AbstractDiffusion MRI (dMRI) allows for non-invasive investigation of brain tissue microstructure. By fitting a model to the dMRI signal, various quantitative measures can be derived from the data, such as fractional anisotropy, neurite density and axonal radii maps. The uncertainty in these dMRI measures is often ignored, while previous work in functional MRI has shown that incorporating uncertainty estimates can lead to group statistics with a higher statistical power. We propose the Fisher Information Matrix (FIM) as a generally applicable method for quantifying the parameter uncertainties in non-linear diffusion MRI models. In direct comparison with Markov Chain Monte Carlo sampling, the FIM produces similar uncertainty estimates at lower computational cost.

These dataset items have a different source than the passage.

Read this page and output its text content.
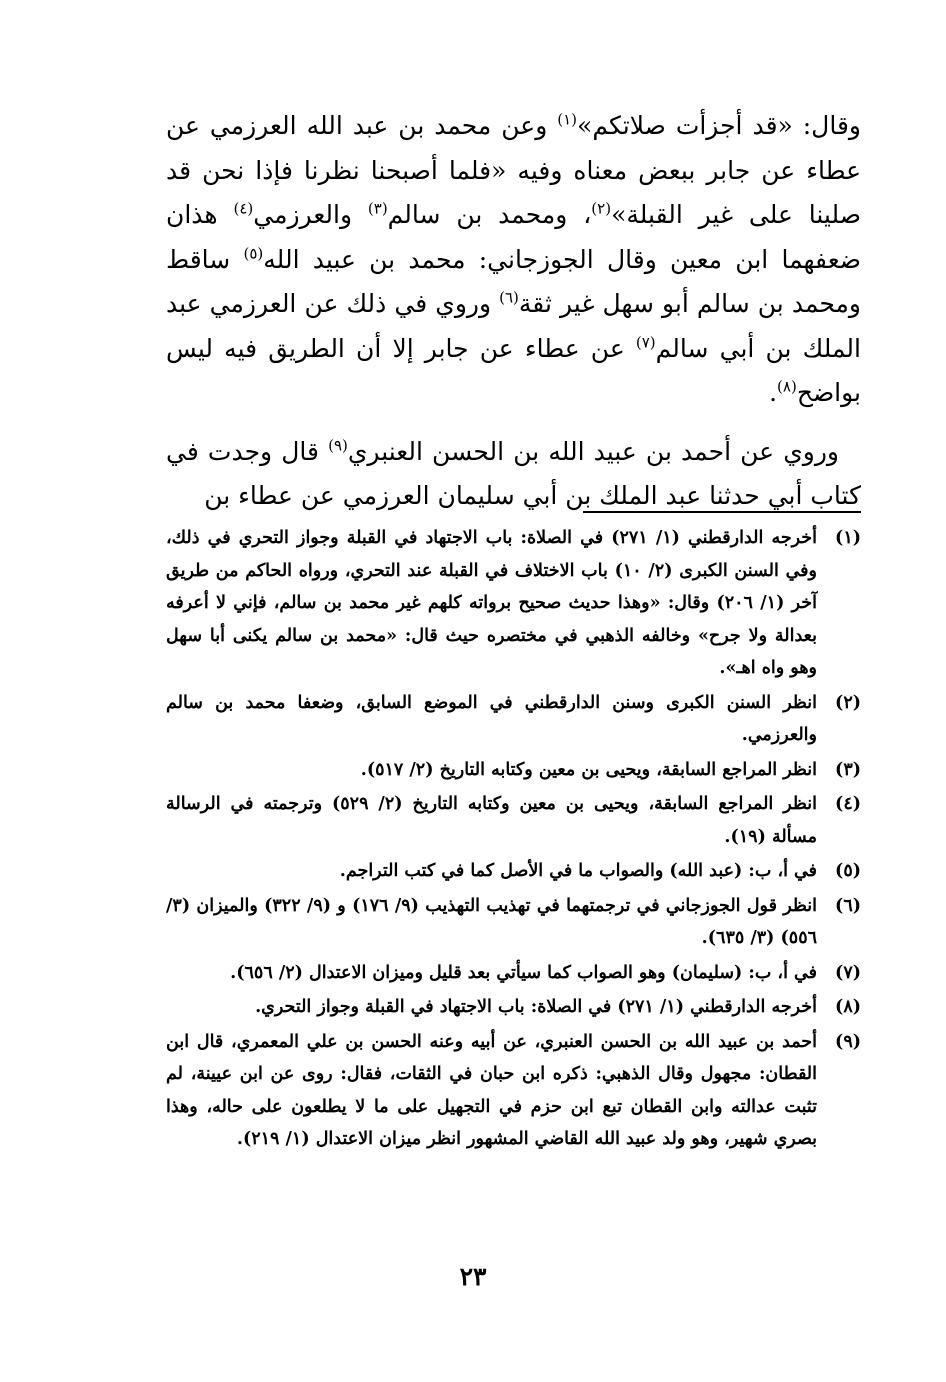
وقال: «قد أجزأت صلاتكم»$^{(١)}$ وعن محمد بن عبد الله العرزمي عن عطاء عن جابر ببعض معناه وفيه «فلما أصبحنا نظرنا فإذا نحن قد صلينا على غير القبلة»$^{(٢)}$، ومحمد بن سالم$^{(٣)}$ والعرزمي$^{(٤)}$ هذان ضعفهما ابن معين وقال الجوزجاني: محمد بن عبيد الله$^{(٥)}$ ساقط ومحمد بن سالم أبو سهل غير ثقة$^{(٦)}$ وروي في ذلك عن العرزمي عبد الملك بن أبي سالم$^{(٧)}$ عن عطاء عن جابر إلا أن الطريق فيه ليس بواضح$^{(٨)}$.

وروي عن أحمد بن عبيد الله بن الحسن العنبري$^{(٩)}$ قال وجدت في كتاب أبي حدثنا عبد الملك بن أبي سليمان العرزمي عن عطاء بن

(١)
أخرجه الدارقطني (١/ ٢٧١) في الصلاة: باب الاجتهاد في القبلة وجواز التحري في ذلك، وفي السنن الكبرى (٢/ ١٠) باب الاختلاف في القبلة عند التحري، ورواه الحاكم من طريق آخر (١/ ٢٠٦) وقال: «وهذا حديث صحيح برواته كلهم غير محمد بن سالم، فإني لا أعرفه بعدالة ولا جرح» وخالفه الذهبي في مختصره حيث قال: «محمد بن سالم يكنى أبا سهل وهو واه اهـ».
(٢)
انظر السنن الكبرى وسنن الدارقطني في الموضع السابق، وضعفا محمد بن سالم والعرزمي.
(٣)
انظر المراجع السابقة، ويحيى بن معين وكتابه التاريخ (٢/ ٥١٧).
(٤)
انظر المراجع السابقة، ويحيى بن معين وكتابه التاريخ (٢/ ٥٢٩) وترجمته في الرسالة مسألة (١٩).
(٥)
في أ، ب: (عبد الله) والصواب ما في الأصل كما في كتب التراجم.
(٦)
انظر قول الجوزجاني في ترجمتهما في تهذيب التهذيب (٩/ ١٧٦) و (٩/ ٣٢٢) والميزان (٣/ ٥٥٦) (٣/ ٦٣٥).
(٧)
في أ، ب: (سليمان) وهو الصواب كما سيأتي بعد قليل وميزان الاعتدال (٢/ ٦٥٦).
(٨)
أخرجه الدارقطني (١/ ٢٧١) في الصلاة: باب الاجتهاد في القبلة وجواز التحري.
(٩)
أحمد بن عبيد الله بن الحسن العنبري، عن أبيه وعنه الحسن بن علي المعمري، قال ابن القطان: مجهول وقال الذهبي: ذكره ابن حبان في الثقات، فقال: روى عن ابن عيينة، لم تثبت عدالته وابن القطان تبع ابن حزم في التجهيل على ما لا يطلعون على حاله، وهذا بصري شهير، وهو ولد عبيد الله القاضي المشهور انظر ميزان الاعتدال (١/ ٢١٩).
٢٣
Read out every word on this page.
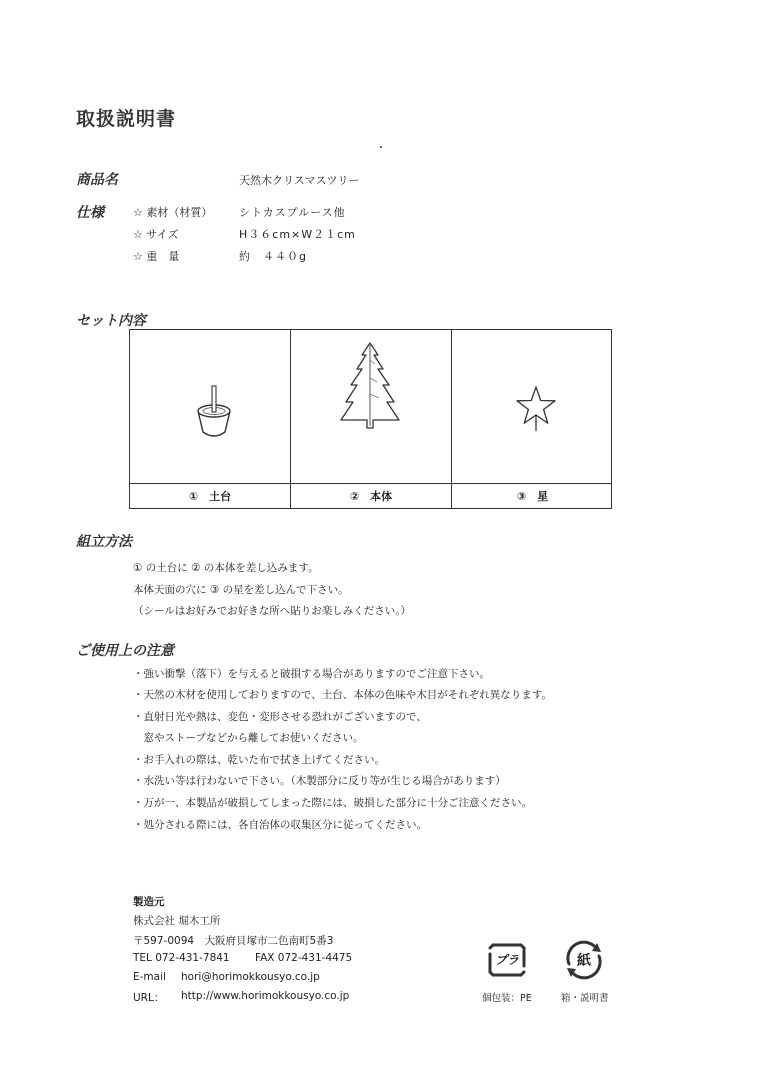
取扱説明書
商品名	天然木クリスマスツリー
仕様	☆ 素材（材質） シトカスプルース他
☆ サイズ	H３６cm×W２１cm
☆ 重　量	約　４４０g
セット内容
①　土台	②　本体	③　星
組立方法
① の土台に ② の本体を差し込みます。
本体天面の穴に ③ の星を差し込んで下さい。
（シールはお好みでお好きな所へ貼りお楽しみください。）
ご使用上の注意
・強い衝撃（落下）を与えると破損する場合がありますのでご注意下さい。
・天然の木材を使用しておりますので、土台、本体の色味や木目がそれぞれ異なります。
・直射日光や熱は、変色・変形させる恐れがございますので、
　窓やストーブなどから離してお使いください。
・お手入れの際は、乾いた布で拭き上げてください。
・水洗い等は行わないで下さい。（木製部分に反り等が生じる場合があります）
・万が一、本製品が破損してしまった際には、破損した部分に十分ご注意ください。
・処分される際には、各自治体の収集区分に従ってください。
製造元
株式会社 堀木工所
〒597-0094　大阪府貝塚市二色南町5番3
TEL 072-431-7841 FAX 072-431-4475
E-mail hori@horimokkousyo.co.jp
URL： http://www.horimokkousyo.co.jp
プラ
個包装：PE
紙
箱・説明書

Using acquired and simulated data, we then list several characteristics that influence the parameter variances, like data complexity and signal-to-noise ratio. In individual subjects, the parameter standard deviations can help in detecting white matter artifacts as patches of relatively large standard deviations. In group statistics, we recommend using the parameter standard deviations by means of variance weighted averaging. Doing so can reduce the overall variance in group statistics and reduce the effect of data artifacts without discarding data from the analysis. Both these effects can lead to a higher statistical power in group studies.